Filmimiz zifiri karanlıkta, Japonya’nın kenar mahallelerinin birinde, bir doktor muayenesi sahnesiyle devam eder; eli bandajlı bir hasta Matsunaga (Toshiro Mifune), eline çivi battığı yalanıyla doktordan (Takeshi Shimura), kendisine yardım etmesini ister. Elindeki yaradan çıkan kurşun ile bu yalanı ortaya çıkan hasta ile doktor arasında laf ebeliğine dayanan bir tartışma çıkar; sonrasında verem olabileceği ihtimaline karşılık tekrardan muayene edilen Matsunaga’nın gerçekten de verem olduğu anlaşılır. Bu aynı zamanda doktor-hasta arasındaki münasebetin devam edeceğine delalet eder.
Bu film aynı zamanda 14 yıllık bir çalışmanın ürünü olan 17 filmlik Kurosawa-Mifune işbirliğinin ilk halkasıydı. Bu halkaya Takeshi Shimura’yı da eklesek yanlış söylemeyiz.
Kenar mahallenin yakınında bulunan atık ve çöplerle kirletilmiş olan gölet, sadece dönem Japonya’sının değil, aynı zamanda hastamız, mahallemizin bıçkın yakuzası Matsunaga’nın da içindeki verem yarasını sembolize etmektedir. Film boyunca göreceğimiz bu hastalığın, ilerledikçe aynı zamanda göletteki kirlilik ile doğru orantıda yayılacağıdır.
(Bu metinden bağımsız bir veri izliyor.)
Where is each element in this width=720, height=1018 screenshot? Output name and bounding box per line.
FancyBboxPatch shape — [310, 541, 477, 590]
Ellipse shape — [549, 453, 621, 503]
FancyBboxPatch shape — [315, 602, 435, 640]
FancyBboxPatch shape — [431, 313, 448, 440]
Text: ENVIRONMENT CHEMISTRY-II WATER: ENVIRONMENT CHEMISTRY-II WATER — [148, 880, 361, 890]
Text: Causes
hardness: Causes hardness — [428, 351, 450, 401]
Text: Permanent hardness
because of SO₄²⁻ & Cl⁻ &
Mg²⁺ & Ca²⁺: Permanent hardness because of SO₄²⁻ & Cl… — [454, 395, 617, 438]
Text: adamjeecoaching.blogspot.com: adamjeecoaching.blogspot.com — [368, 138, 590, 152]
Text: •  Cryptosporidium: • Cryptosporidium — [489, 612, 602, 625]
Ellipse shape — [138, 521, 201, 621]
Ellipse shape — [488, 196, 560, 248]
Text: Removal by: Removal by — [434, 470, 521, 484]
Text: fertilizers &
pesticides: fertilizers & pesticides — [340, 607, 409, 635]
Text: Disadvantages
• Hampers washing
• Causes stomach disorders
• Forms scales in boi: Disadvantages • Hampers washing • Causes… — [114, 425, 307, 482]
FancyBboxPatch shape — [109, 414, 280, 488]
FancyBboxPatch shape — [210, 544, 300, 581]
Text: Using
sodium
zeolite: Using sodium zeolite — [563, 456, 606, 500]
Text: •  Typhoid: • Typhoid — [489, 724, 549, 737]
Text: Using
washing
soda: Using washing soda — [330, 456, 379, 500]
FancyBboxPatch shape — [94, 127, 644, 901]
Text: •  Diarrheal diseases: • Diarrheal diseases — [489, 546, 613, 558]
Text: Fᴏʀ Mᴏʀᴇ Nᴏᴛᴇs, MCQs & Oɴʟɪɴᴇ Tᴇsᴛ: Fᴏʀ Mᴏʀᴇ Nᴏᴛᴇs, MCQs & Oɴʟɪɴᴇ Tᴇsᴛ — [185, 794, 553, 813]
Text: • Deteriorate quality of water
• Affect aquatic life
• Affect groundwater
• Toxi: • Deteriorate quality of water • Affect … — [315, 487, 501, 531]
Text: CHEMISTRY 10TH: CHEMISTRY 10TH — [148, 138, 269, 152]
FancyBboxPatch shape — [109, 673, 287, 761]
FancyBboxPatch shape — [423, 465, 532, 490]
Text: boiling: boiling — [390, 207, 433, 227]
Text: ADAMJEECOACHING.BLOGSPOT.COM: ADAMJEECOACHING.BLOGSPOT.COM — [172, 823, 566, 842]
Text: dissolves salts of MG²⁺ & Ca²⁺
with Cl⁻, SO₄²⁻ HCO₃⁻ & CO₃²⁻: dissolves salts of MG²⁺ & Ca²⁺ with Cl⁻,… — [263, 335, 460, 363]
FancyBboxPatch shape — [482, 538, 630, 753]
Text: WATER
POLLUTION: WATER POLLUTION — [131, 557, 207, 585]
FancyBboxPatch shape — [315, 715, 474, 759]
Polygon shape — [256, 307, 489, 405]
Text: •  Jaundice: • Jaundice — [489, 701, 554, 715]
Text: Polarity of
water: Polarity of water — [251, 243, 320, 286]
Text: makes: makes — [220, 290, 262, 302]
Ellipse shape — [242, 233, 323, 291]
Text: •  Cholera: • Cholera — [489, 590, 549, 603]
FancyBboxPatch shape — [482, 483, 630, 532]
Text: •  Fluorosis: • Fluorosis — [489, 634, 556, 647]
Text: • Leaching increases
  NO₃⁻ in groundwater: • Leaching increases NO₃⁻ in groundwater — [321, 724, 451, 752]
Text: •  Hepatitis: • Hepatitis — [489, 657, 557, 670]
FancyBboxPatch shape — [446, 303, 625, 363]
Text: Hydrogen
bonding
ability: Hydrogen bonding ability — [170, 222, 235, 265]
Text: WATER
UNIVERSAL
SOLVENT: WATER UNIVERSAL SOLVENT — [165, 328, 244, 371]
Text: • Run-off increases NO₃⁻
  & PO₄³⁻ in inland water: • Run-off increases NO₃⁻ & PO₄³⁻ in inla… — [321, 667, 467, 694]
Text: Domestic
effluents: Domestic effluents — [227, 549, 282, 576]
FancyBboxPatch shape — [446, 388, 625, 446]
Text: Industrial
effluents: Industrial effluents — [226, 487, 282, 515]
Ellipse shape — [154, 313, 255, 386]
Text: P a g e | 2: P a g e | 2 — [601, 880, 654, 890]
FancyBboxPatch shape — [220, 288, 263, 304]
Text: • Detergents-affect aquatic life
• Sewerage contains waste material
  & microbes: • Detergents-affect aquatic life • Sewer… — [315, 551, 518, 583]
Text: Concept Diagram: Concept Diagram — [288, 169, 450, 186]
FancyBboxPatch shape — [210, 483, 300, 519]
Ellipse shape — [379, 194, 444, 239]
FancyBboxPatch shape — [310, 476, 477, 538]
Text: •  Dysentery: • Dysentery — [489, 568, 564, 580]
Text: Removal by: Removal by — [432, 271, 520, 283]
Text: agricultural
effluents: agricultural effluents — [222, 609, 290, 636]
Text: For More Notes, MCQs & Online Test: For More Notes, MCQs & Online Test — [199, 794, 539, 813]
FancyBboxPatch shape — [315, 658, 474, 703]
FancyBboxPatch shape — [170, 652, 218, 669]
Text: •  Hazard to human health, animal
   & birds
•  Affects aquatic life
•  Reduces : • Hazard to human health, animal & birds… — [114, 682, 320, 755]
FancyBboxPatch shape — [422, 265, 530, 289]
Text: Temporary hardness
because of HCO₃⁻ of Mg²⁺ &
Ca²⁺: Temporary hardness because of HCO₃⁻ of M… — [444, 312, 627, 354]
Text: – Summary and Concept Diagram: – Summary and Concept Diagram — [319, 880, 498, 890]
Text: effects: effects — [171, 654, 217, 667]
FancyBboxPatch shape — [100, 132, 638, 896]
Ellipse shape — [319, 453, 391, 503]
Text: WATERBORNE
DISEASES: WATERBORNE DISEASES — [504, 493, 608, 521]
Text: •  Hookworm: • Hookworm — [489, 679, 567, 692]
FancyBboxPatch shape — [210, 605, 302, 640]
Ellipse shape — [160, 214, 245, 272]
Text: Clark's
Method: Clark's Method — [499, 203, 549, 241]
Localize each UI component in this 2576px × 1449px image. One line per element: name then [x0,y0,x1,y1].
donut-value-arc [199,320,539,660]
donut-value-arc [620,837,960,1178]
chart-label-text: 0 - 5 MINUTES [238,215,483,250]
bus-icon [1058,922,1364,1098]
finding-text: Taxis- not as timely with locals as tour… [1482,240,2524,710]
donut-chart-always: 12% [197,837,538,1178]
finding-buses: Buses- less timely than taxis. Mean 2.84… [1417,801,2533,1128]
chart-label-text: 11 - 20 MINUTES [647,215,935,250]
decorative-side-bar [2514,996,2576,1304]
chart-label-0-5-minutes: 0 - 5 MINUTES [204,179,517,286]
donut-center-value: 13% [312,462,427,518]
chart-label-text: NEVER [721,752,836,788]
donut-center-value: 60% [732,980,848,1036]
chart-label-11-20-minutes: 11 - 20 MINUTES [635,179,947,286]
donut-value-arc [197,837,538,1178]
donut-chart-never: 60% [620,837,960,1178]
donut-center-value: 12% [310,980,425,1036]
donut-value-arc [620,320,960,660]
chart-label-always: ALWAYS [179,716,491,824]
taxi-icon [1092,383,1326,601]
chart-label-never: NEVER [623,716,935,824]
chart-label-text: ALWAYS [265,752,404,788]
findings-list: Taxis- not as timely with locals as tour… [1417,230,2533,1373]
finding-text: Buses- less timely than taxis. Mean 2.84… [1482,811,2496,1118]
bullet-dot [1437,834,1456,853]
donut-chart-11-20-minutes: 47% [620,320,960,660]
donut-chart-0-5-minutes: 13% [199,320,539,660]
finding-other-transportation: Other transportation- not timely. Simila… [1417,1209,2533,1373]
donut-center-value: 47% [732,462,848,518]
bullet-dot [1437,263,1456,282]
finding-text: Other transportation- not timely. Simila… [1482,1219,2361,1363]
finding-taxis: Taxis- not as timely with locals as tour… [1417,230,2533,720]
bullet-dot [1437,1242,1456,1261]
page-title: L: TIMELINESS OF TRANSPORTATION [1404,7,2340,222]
Matsunaga çevresini dışlayan, nerdeyse etrafına bir duvar örmüş, sert mizaçlı, içedönük bir yakuza iken; doktor karakteri tam tersine herkes ile rahatça ilişki kurabilen, sözünü sakınmayan, sosyal, dışadönük bir karakterdir. Ne var ki her iki karakterin ortak özelliği aşırı derecede içkiye olan düşkünlükleridir. Bu yüzden doktor, hastalarından para almak yerine daha çok tahsilâtı içkiye endeksli bir şekilde temin etmektedir. Matsunaga aynı zamanda bar ve gazino işletmektedir. Sanırım bu, iki karakter arasında sonradan gelişecek bağı yeterince açıklıyor.
Kendisini içkiye verdikçe ölümü gittikçe yaklaşan Matsunaga, bu düşünceyle savaşmaya başlar. Ölüm teması aslında Kurosawa filmografisinde sık işlenen bir temadır. Özellikle Ikiru (1952, Yaşamak) filmi bu tema etrafında dönmektedir. Aynı şekilde yakında öleceğini anlayan bir memurun son demlerini Goethe’nin Faust eserine dayandırmasını bu filmde de görmek mümkündür. Faust-Mephisto ilişkisi bu filmde de aynı şekilde vücut bulmuştur. Doktor elinden geldiğince hastalarını iyileştirmeye çalışan ve bu konuda oldukça inatçı bir yapıya sahip olduğu için Matsunaga’nın peşini bırakmaz ve sürekli onun peşinde dolanıp –hatta tartaklanmasına rağmen– içki içmesine müsaade etmez. Daha önce bahsettiğimiz hümanizma etkilerini bariz bir şekilde doktor karakteri üzerinden işlemektedir Kurosawa. Ancak Faust eserindeki anlatımın tam tersi de algılanabilir. Mephisto karakteri, Faust’u dünyevi yaşam ile kandıran bir şeytan iken, filmdeki doktor karakteri tam tersine hastayı iyileştirmeye, yaralarını sarmaya çalışan bir karakterdir ki kendisine de bir nevi ‘Sarhoş Melek’’ yakıştırmasını uygun görür. Özellikle doktorun kendisine bu yakıştırmayı gördüğü sahneden sonra yavaş yavaş uzaklaşması, aynı zamanda etraftaki ışıkların yanıp sönerek doktorun ateşböceği gibi bir görünüp bir yok olduğu sahne takdire şayandır. Yoruma açık bir konu olmasına rağmen, şüphesiz tek gerçek Kurosawa’nın batı edebiyatı etkisinde yapmaya çalıştığı bir başyapıt olduğudur.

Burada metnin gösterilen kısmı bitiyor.